Hata bir sessizlik çökmüştü, yabancı bu sırada uyandı ve bakışlarını bir süre tavanda gezdirip en sonunda bana baktı. Teni bembeyazdı, kan üretimini hızlandırsam da vücudunun nasıl yorgun düştüğünü net bir şekilde görebiliyordum. Taehyung'u umursamadan "İyi misin?" diye sordum, bana yeniden o cümleyi söyleseydi kalp krizi geçirirdim herhalde.

Kurumuş dudaklarını kıpırdatmadan önce yutkunmuştu. "Su."

"Jimin?" Taehyung hattın diğer tarafında konuşunca varlığını hatırlamış ve "Hoşça kal." diyerek suratına kapatmıştım. Telefonu bırakıp ayaklandım, bir an için başım dönse de koltuğun kenarına birkaç saniye tutunarak kendime gelmiştim. "Melek?" diye seslendi ama umursamadım. Kötü durumda olan oydu, benim için endişelenmesine gerek yoktu.

Büyük bir bardağa su doldurup salona geri döndüm. Bir elim bardağı tutarken diğeri benim tarafımda kalan eline uzanmıştı, şaşkınlıkla ne yaptığımı izlemeye başladı. Elini tutup yavaşça başına götürdüm ve uzun parmaklarını sensörün üzerine bıraktım. "Dikkat et, çıkmasın."

Ne demek istediğimi anlamıştı, eli sensörü tutarken ağır hareketlerle koltukta doğrulmaya çalıştı. Zorlandığını görünce bardağı bırakıp oturmasına yardımcı oldum ve bu sırada neredeyse üzerine düşüyordum. "Hey," dedi endişeyle, gözleri büyümüştü. "Sen iyi değilsin."

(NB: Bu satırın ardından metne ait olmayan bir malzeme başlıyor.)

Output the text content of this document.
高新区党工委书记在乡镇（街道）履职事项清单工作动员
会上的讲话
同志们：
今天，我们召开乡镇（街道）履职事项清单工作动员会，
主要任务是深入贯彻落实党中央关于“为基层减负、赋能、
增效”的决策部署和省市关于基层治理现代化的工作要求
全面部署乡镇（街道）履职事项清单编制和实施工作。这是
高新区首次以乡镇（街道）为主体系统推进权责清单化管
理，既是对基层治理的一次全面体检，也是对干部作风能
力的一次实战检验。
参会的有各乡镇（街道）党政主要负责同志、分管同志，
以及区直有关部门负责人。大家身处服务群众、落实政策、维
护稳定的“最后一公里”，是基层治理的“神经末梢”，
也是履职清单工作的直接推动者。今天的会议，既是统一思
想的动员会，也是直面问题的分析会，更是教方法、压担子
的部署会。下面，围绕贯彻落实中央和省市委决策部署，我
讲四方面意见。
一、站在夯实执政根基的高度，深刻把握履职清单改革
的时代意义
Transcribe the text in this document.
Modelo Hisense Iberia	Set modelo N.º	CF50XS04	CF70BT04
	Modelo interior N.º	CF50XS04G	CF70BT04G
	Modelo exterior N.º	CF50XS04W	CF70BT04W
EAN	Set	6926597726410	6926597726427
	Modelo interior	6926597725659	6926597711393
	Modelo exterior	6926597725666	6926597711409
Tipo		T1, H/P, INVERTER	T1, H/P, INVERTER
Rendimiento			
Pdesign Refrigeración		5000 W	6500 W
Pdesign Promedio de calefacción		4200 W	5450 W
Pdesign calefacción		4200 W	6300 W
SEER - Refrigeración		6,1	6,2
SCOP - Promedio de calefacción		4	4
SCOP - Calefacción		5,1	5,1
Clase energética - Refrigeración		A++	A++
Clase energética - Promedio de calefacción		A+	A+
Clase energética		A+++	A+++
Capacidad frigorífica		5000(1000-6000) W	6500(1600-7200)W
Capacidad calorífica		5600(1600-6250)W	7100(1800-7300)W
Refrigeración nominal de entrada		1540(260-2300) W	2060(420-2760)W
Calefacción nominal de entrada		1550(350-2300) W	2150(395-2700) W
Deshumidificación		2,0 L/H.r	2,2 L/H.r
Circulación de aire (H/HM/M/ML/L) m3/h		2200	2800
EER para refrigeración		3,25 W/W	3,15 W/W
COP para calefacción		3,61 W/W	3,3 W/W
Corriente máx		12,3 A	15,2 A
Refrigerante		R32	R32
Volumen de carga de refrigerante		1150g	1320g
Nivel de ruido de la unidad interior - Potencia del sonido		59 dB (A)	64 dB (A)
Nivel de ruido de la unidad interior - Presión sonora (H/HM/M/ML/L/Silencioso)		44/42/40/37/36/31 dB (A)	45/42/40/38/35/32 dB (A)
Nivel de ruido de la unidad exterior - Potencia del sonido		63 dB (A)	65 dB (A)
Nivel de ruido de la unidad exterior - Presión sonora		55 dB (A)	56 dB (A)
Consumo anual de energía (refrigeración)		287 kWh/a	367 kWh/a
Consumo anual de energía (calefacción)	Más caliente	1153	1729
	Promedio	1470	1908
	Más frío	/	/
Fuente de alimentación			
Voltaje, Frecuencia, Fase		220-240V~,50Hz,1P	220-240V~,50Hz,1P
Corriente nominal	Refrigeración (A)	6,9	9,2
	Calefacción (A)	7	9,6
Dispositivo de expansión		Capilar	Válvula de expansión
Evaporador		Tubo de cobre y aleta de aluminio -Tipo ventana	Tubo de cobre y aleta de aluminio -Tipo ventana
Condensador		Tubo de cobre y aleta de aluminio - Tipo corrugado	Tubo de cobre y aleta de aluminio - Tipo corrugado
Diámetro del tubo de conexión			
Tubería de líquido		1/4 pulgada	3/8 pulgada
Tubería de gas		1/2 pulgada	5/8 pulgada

Duri teyzeye gittiğimde yağmurun altında sırılsıklam olmuş ve eve döndüğümde de başında o ıslak kıyafetlerle beklemeye devam etmiştim, hastalanacağım garantilenmişti artık. Suyu boştaki eline verip koltukta hemen yanına oturdum, onun iyi olduğunu gördükten sonra vücudum dayanmayı bırakıp pes etmişti. "Açsın, değil mi?" diye sordum uyuşmuş sesimle.

Bardağı yasladığı dudaklarından çekip başını hafifçe bana çevirdi ve beni, başımı koltuğun arkasına yaslamış, baygın bakışlarla kendisini izliyorken yakaladı. Şu saatten sonra her şey bir rüya gibi geldiği için o kadar umursamazdım ki, onu öylece hayran hayran izlemeye devam ettim. En yakın arkadaşımla aram bozulmuştu, aşkına karşılık vermediğim hyung'um çekip gitmişti, yıllardır beni ayakta tutan karakter karşımdaydı. O an uyuşmuş bir şekilde kendimi gerçeklerden koparmak en büyük hakkımdı.

Soruma, başını iki yana sallayarak karşılık vermişti ama yalan söylediğini biliyordum. Çok fazla kan kaybetmişti ve evime ilk geldiği andan beri bir şey yemediğine de emindim. "Bir şeyler hazırlarım." dedim gözlerim kapanırken. "Sadece, beş dakika..."

"Melekler hasta olur mu?"

Ben olurum, demek istedim ama sesim çıkmadı. Kemiklerim sızlıyordu, öyle halsizdim ki. Uykusuzdum, şu birkaç saat içerisinde duygusal olarak çok fazla çöküş yaşamıştım, sağanak yağmurda ıslanmıştım ve bir de şu kollarımda galiba ölüyor olduğu gerçeği vardı. Normalde çok çabuk hasta olan bir bünyem yoktu ama bugün bana ağır gelmişti. Öyle ki oracıkta uyuyakalmıştım.

**

Beni Taehyung uyandırdı.

Gözlerim aralanırken rüya görüyorum sanmıştım. Yaşadığım her şeyin rüya olduğunu sanmış ve beni pikniğe çağırmak üzere uyandırdığını düşündüğüm arkadaşıma gülümsemiştim. Gözlerimi kör edecek bir ışık bombası düşmemişti kapıma, kahramanım dediğim karakter olduğunu iddia eden bir manyak bana silah çekmemişti. Nöbetim güzel ve sorunsuz geçmişti, Namjoon-ie hyung hala sırtımı yaslayabileceğim bir duvardı.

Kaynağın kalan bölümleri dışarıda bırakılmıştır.